Germany to Refugees — Leave Hatred of Jews at the Door as You Enter
The German Foreign Minister, Frank-Walter Steinmeier, speaking at a Tuesday March 15 conference on anti-Semitism in Berlin, made a strong statement to the refugees flooding into Germany. He told them that if they came to Germany and brought a hatred of Jews with them, they had to leave it behind. He stated that such a worldview is not “who Germany is” and, if they harbored anti-Semitism, they need to adapt if they want to stay.
Such a statement is astounding, considering the open arms Germany has shown the refugees, mostly Muslim, fleeing Syria, Iraq, Afghanistan and other countries in the Middle East. It is especially amazing in contrast to the unfettered inclusion culture championed by many in America.
It is not just this one minister who has spoken, either. Angela Merkel also stated (during the same conference): “Everyone who lives in Germany — whether previous residents or newcomers, must understand clearly, that anti-Semitism and prejudices against others have no place. Germany will resist every form of Xenophobia …” (implied that this includes Middle Eastern xenophobia against Jews) “ … if necessary with the complete consequences of the state justice system.” (Translation AE).
President of the German Parliament Norbert Lammert also stated in the same context:
“Whoever comes to Germany, comes in on the basis of the established legal rights and responsibilities. … Germany has a special historical responsibility. Differently than during the time of National Socialism, anti-Semitism today runs up against the firmly resolved resistance of all state authorities in Germany.” (Translation AE)
These are strong words from a nation that has been roundly criticized for accepting so many migrants espousing a non-Western cultural worldview. It is naturally assumed that there is a statistically significant number of refugees who potentially see Westerners (not to mention Jews) as adversaries, and others who for years have held animosity against Jews as a tenet of their culture, and it appears that Germany has taken a stand. In doing it, they have taken a step that many in the US have not: Telling migrants that there are some things in their worldview that have to change if they want to stay. It is admirable that they have begun with anti-Semitism.

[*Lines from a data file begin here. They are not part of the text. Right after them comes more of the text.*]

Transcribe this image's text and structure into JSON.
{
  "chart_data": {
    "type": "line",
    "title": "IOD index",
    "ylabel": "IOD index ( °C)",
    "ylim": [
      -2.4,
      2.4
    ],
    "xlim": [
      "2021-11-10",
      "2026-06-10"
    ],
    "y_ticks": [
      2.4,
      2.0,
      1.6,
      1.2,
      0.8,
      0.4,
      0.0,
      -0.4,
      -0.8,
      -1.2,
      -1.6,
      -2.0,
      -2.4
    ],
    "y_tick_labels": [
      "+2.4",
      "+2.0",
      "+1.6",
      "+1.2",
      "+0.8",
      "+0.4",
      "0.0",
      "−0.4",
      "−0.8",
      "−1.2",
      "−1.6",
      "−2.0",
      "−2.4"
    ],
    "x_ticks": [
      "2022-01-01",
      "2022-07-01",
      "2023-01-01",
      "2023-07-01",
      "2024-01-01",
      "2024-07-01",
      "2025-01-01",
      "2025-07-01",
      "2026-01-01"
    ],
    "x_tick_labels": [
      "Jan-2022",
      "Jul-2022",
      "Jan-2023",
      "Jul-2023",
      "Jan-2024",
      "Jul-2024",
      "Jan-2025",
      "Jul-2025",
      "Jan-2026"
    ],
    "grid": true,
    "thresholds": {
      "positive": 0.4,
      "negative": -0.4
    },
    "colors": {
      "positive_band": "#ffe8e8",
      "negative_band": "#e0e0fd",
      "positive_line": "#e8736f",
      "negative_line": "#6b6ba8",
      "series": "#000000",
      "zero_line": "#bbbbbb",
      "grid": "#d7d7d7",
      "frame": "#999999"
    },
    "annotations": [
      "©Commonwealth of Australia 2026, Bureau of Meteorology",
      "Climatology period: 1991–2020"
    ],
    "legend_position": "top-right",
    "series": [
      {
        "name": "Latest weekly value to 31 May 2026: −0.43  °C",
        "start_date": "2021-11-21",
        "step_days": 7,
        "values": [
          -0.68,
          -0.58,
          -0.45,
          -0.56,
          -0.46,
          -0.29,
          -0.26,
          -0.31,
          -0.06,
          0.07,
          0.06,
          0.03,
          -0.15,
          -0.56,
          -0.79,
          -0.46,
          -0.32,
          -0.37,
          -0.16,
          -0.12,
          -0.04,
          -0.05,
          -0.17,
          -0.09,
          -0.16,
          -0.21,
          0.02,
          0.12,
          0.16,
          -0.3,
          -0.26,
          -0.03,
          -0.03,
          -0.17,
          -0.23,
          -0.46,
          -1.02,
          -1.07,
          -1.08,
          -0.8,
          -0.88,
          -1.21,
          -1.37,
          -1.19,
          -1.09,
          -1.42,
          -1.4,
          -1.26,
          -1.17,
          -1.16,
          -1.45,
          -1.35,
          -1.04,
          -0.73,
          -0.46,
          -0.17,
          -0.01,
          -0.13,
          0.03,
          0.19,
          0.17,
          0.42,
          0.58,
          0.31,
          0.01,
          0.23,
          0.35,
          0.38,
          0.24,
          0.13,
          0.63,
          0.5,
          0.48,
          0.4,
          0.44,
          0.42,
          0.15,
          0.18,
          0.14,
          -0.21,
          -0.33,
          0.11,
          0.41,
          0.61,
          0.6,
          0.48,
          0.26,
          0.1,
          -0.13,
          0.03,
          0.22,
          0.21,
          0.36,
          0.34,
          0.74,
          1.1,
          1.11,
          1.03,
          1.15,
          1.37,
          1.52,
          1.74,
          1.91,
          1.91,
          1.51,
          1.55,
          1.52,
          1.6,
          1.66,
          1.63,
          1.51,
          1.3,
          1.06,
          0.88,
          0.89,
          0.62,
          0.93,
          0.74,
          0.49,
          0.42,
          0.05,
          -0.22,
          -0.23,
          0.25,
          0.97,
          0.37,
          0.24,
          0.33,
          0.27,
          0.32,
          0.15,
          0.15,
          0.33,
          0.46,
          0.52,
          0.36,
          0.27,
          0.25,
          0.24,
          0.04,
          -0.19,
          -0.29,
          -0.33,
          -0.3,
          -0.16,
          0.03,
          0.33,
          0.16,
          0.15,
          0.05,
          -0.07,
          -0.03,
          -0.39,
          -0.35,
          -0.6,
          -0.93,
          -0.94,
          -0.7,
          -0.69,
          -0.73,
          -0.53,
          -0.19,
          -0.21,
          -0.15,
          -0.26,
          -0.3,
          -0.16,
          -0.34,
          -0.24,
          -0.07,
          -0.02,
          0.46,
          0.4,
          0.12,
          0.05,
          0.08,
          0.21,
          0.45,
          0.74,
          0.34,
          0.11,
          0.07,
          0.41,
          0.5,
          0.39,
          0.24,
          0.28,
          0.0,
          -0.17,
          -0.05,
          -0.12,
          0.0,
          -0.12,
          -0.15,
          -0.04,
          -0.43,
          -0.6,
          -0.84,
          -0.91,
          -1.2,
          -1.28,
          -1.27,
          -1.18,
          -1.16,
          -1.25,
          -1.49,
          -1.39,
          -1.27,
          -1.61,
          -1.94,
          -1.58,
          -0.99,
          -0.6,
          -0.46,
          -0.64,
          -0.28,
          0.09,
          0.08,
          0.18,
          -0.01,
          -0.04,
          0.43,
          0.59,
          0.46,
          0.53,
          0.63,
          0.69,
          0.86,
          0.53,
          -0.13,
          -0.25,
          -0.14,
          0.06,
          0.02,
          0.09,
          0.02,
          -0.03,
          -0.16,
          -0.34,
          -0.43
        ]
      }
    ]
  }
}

The Jewish communities of Germany have been very nervous about what they see as escalating anti-Semitism due to recent immigration. This article from Deutsche Welle (Germany’s Voice of America – style national radio) shows the concern:
Last month the president of the Central Council of Jews in Germany, Josef Schuster, called for a limit on the number arriving in the country. In an interview with Germany’s Die Welt newspaper he said intolerance of Jews and Israel is innate in parts of the Middle East, warning a rise in anti-Semitism is a likely by-product of Germany’s refugee policy. It is a fear that has struck a chord with many Jews in Berlin.
While the issue with the migrants’ worldview has generated a lot of press coverage in Germany, major media in America has largely panned it (at least the parts that included refugees). In the English-speaking world, mostly Jewish outlets have published on it. Breitbart.com did publish an interesting article, Integration Courses For Middle Eastern Migrants In Germany To Target Growing Anti-Semitism, that debated a series of next steps for Germany, highlighting a training course proposed by a Jewish Network in Germany.
It should be noted that some German media are making similar arguments to what we would expect in the US, emphasizing that the problem of anti-Semitism is already lying dormant in Germany, even among ethnic Germans, and that people should be judged as individuals and not as groups. Nevertheless, the fact that so many in higher levels of German government weighed in is an indication that the country as a whole is not so broad-minded.
Perhaps the reason we hear so little about it here is due to the American trend towards more of an “anything goes” kind of acceptance, recently chronicled by columnist David Brooks in The New York Times. Brooks wrote about the new postmodern tolerance culture in America and how it manipulates and demands a type of blanket “inclusion” of those whom the most vocal groups choose to include.
But to the Germans, as welcoming as they have been, it is not so confusing. Especially when it comes to the problem of anti-Semitism. They have been there before and they are not going back. That seems to be pretty clear in Deutschland.